5. Absence de guerre chimique. La plupart des gens, même les opposants à la guerre (y compris Hans Blix), semblent croire que les Irakiens ont vraiment des armes chimiques. Pourquoi ne les ont-ils pas (encore) utilisés ?

Les armes chimiques sont délicates et peu fiables. Pendant la Première Guerre mondiale, les Allemands n'ont obtenu que peu ou pas d'avantage militaire d'eux. Ils fonctionnent mieux contre une concentration de personnes non protégées, comme à Halabja, le village kurde dévasté en 1988 par l'attaque chimique de Saddam. Saddam pense que les armes chimiques dans sa guerre avec l'Iran l'ont aidé à l'amener à une impasse.

Dans les combinaisons chimiques, nos soldats sont chauds et lents, ils ne les mettent donc pas à moins qu'une attaque chimique ne soit jugée imminente. En combat rapproché, les deux camps doivent s'équiper ; ceux qui ont la plus grande formation ont l'avantage. C'est les États-Unis.

Saddam aurait cru que c'était la peur des produits chimiques qui nous a empêchés d'entrer à Bagdad en 1991. L'armée irakienne peut avoir des espoirs similaires maintenant. Les États-Unis se sont (à ce jour) retenus du périmètre, craignant de lancer une attaque qui pourrait déclencher l'utilisation de produits chimiques et nuire à la fois aux soldats et aux civils à proximité. Notre armée peut différer l'entrée à Bagdad jusqu'à ce que l'armée irakienne se rende.
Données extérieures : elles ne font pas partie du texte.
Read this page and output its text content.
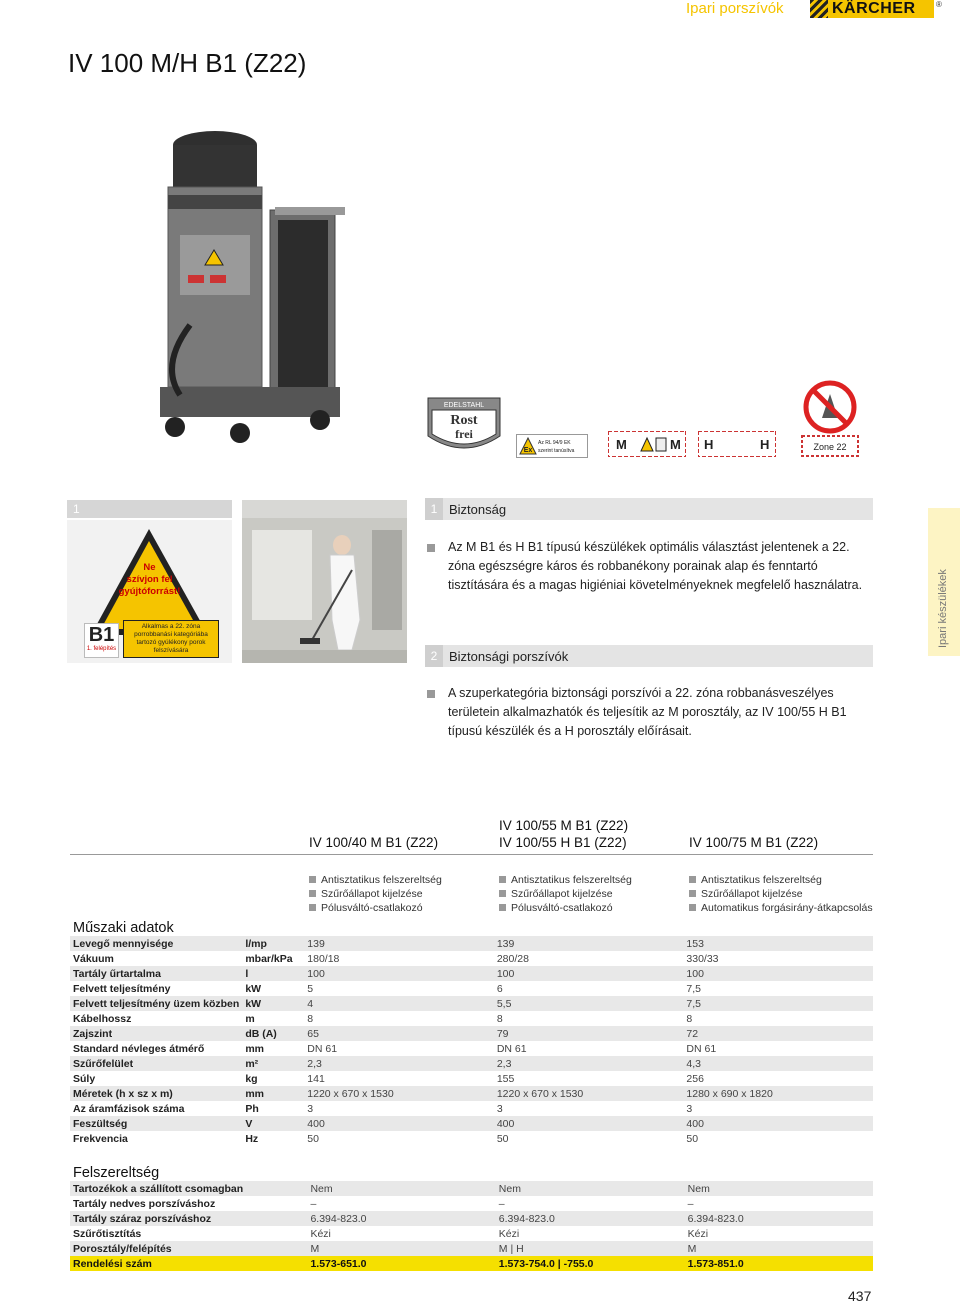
Ipari porszívók	KÄRCHER	®
IV 100 M/H B1 (Z22)
EDELSTAHL
Rost
frei
Ex
Az RL 94/9 EK
szerint tanúsítva	M	M H	H	Zone 22
1
Ne
szívjon fel
gyújtóforrást!
B1
1. felépítés
Alkalmas a 22. zóna
porrobbanási kategóriába
tartozó gyúlékony porok
felszívására
1 Biztonság
Az M B1 és H B1 típusú készülékek optimális választást jelentenek a 22. zóna egészségre káros és robbanékony porainak alap és fenntartó tisztítására és a magas higiéniai követelményeknek megfelelő használatra.
2 Biztonsági porszívók
A szuperkategória biztonsági porszívói a 22. zóna robbanásveszélyes területein alkalmazhatók és teljesítik az M porosztály, az IV 100/55 H B1 típusú készülék és a H porosztály előírásait.
Ipari készülékek
IV 100/40 M B1 (Z22)
IV 100/55 M B1 (Z22)
IV 100/55 H B1 (Z22)	IV 100/75 M B1 (Z22)
Antisztatikus felszereltség
Szűrőállapot kijelzése
Pólusváltó-csatlakozó
Antisztatikus felszereltség
Szűrőállapot kijelzése
Pólusváltó-csatlakozó
Antisztatikus felszereltség
Szűrőállapot kijelzése
Automatikus forgásirány-átkapcsolás
Műszaki adatok
Levegő mennyisége	l/mp	139	139	153
Vákuum	mbar/kPa	180/18	280/28	330/33
Tartály űrtartalma	l	100	100	100
Felvett teljesítmény	kW	5	6	7,5
Felvett teljesítmény üzem közben	kW	4	5,5	7,5
Kábelhossz	m	8	8	8
Zajszint	dB (A)	65	79	72
Standard névleges átmérő	mm	DN 61	DN 61	DN 61
Szűrőfelület	m²	2,3	2,3	4,3
Súly	kg	141	155	256
Méretek (h x sz x m)	mm	1220 x 670 x 1530	1220 x 670 x 1530	1280 x 690 x 1820
Az áramfázisok száma	Ph	3	3	3
Feszültség	V	400	400	400
Frekvencia	Hz	50	50	50
Felszereltség
Tartozékok a szállított csomagban		Nem	Nem	Nem
Tartály nedves porszíváshoz		–	–	–
Tartály száraz porszíváshoz		6.394-823.0	6.394-823.0	6.394-823.0
Szűrőtisztítás		Kézi	Kézi	Kézi
Porosztály/felépítés		M	M | H	M
Rendelési szám		1.573-651.0	1.573-754.0 | -755.0	1.573-851.0
437
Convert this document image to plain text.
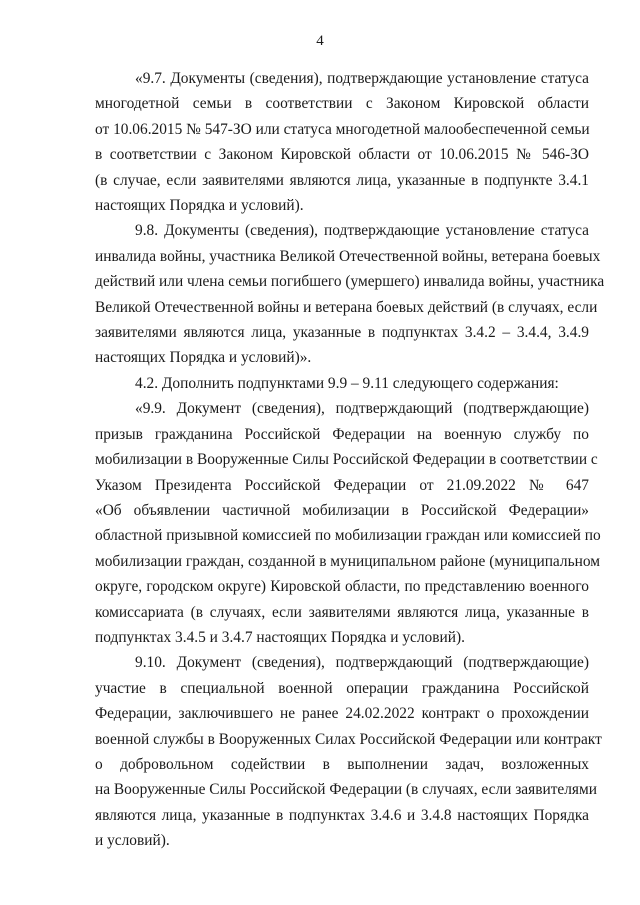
4
«9.7. Документы (сведения), подтверждающие установление статуса
многодетной семьи в соответствии с Законом Кировской области
от 10.06.2015 № 547-ЗО или статуса многодетной малообеспеченной семьи
в соответствии с Законом Кировской области от 10.06.2015 № 546-ЗО
(в случае, если заявителями являются лица, указанные в подпункте 3.4.1
настоящих Порядка и условий).
9.8. Документы (сведения), подтверждающие установление статуса
инвалида войны, участника Великой Отечественной войны, ветерана боевых
действий или члена семьи погибшего (умершего) инвалида войны, участника
Великой Отечественной войны и ветерана боевых действий (в случаях, если
заявителями являются лица, указанные в подпунктах 3.4.2 – 3.4.4, 3.4.9
настоящих Порядка и условий)».
4.2. Дополнить подпунктами 9.9 – 9.11 следующего содержания:
«9.9. Документ (сведения), подтверждающий (подтверждающие)
призыв гражданина Российской Федерации на военную службу по
мобилизации в Вооруженные Силы Российской Федерации в соответствии с
Указом Президента Российской Федерации от 21.09.2022 № 647
«Об объявлении частичной мобилизации в Российской Федерации»
областной призывной комиссией по мобилизации граждан или комиссией по
мобилизации граждан, созданной в муниципальном районе (муниципальном
округе, городском округе) Кировской области, по представлению военного
комиссариата (в случаях, если заявителями являются лица, указанные в
подпунктах 3.4.5 и 3.4.7 настоящих Порядка и условий).
9.10. Документ (сведения), подтверждающий (подтверждающие)
участие в специальной военной операции гражданина Российской
Федерации, заключившего не ранее 24.02.2022 контракт о прохождении
военной службы в Вооруженных Силах Российской Федерации или контракт
о добровольном содействии в выполнении задач, возложенных
на Вооруженные Силы Российской Федерации (в случаях, если заявителями
являются лица, указанные в подпунктах 3.4.6 и 3.4.8 настоящих Порядка
и условий).
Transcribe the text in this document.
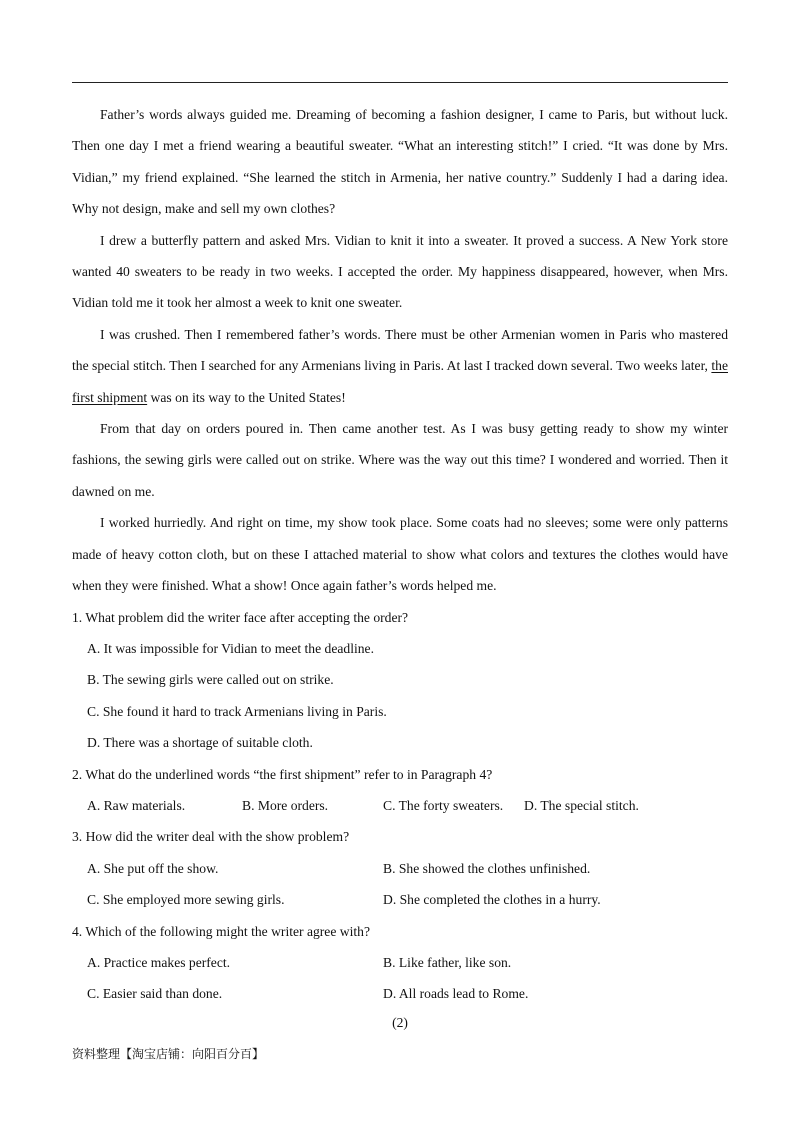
Father’s words always guided me. Dreaming of becoming a fashion designer, I came to Paris, but without luck. Then one day I met a friend wearing a beautiful sweater. “What an interesting stitch!” I cried. “It was done by Mrs. Vidian,” my friend explained. “She learned the stitch in Armenia, her native country.” Suddenly I had a daring idea. Why not design, make and sell my own clothes?

I drew a butterfly pattern and asked Mrs. Vidian to knit it into a sweater. It proved a success. A New York store wanted 40 sweaters to be ready in two weeks. I accepted the order. My happiness disappeared, however, when Mrs. Vidian told me it took her almost a week to knit one sweater.

I was crushed. Then I remembered father’s words. There must be other Armenian women in Paris who mastered the special stitch. Then I searched for any Armenians living in Paris. At last I tracked down several. Two weeks later, the first shipment was on its way to the United States!

From that day on orders poured in. Then came another test. As I was busy getting ready to show my winter fashions, the sewing girls were called out on strike. Where was the way out this time? I wondered and worried. Then it dawned on me.

I worked hurriedly. And right on time, my show took place. Some coats had no sleeves; some were only patterns made of heavy cotton cloth, but on these I attached material to show what colors and textures the clothes would have when they were finished. What a show! Once again father’s words helped me.

1. What problem did the writer face after accepting the order?

A. It was impossible for Vidian to meet the deadline.

B. The sewing girls were called out on strike.

C. She found it hard to track Armenians living in Paris.

D. There was a shortage of suitable cloth.

2. What do the underlined words “the first shipment” refer to in Paragraph 4?

A. Raw materials.	B. More orders.	C. The forty sweaters.	D. The special stitch.

3. How did the writer deal with the show problem?

A. She put off the show.	B. She showed the clothes unfinished.
C. She employed more sewing girls.	D. She completed the clothes in a hurry.

4. Which of the following might the writer agree with?

A. Practice makes perfect.	B. Like father, like son.
C. Easier said than done.	D. All roads lead to Rome.
(2)
资料整理【淘宝店铺：向阳百分百】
6. Corée du Nord. Qu'est-ce que cela a à voir avec la Seconde Guerre du Golfe ? J'imagine que Kim Jong Il a regardé la télévision encore plus attentivement que vous et moi. Il réfléchit probablement très fort à la profondeur de ses tunnels, à sa sécurité personnelle et à la vulnérabilité de son réseau de commandement, de contrôle et de communication. A-t-il des bunkers de 300 pieds de profondeur ? Veut-il commencer à y vivre ? Ce n'est peut-être pas la technologie qui l'effraie autant que la volonté démontrée des États-Unis d'attaquer un dirigeant étranger, même avec l'opposition de l'ONU.

Je m'attends à une moindre belligérance de la part du guide suprême nord-coréen dans les mois à venir. Ce sera un bon moment pour négocier avec lui.

Enfin, attendez-vous à plus de surprises. Comme Jérémie l'a dit : Tous ceux qui iront à Babylone seront étonnés.